We have talked about M3 in other threads, and yes is a problem. Particularly beginning last month where other governments did not buy the US debt offerings to pay the balance of payments. Although I cannot prove it, the only other way to pay the debt is for the FED to buy US treasuries to pay the bills. This means more dollars in circulation, and less value to those who hold dollar debt in Europe, China, and Japan. The difference comes out in the exchange rate of dollars to euros.
Remember that at the end of 2002, a dollar bought 1.12 euros. Now 4 years later, a dollar buys .76 euros – a decline of 36% in a little under 4 years. So in theory, the price of European goods and services should have gone up 36% because the dollar decline by that much, but they have not. The Europeans, China, and Japan, et al are continuing to eat the losses to keep selling to the US consumers. But not forever.

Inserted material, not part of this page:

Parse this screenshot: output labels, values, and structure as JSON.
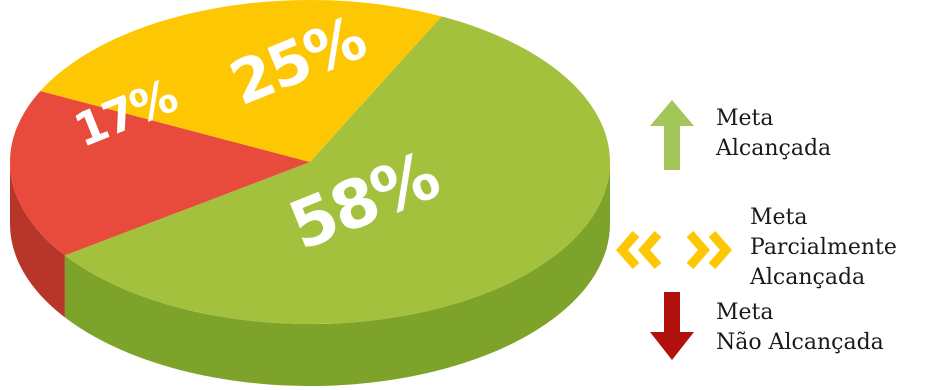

China which is holding/was holding about a trillion dollars in reserves has said they are going to diversify into other currencies. And last month we saw the result. Not enough foreign buyers for dollar debt. When you wrote the earlier thread about foreign banks diversifying out of dollars (earlier this month, or last month) it was .78 dollars per euro, now it is .76, a loss of 2.56%. The more US debt the FED buys, the faster the growth of M3. Sooner or later out foreign suppliers will need to raise prices to offset the dollar devaluations, and then inflation will hit 10+ percent.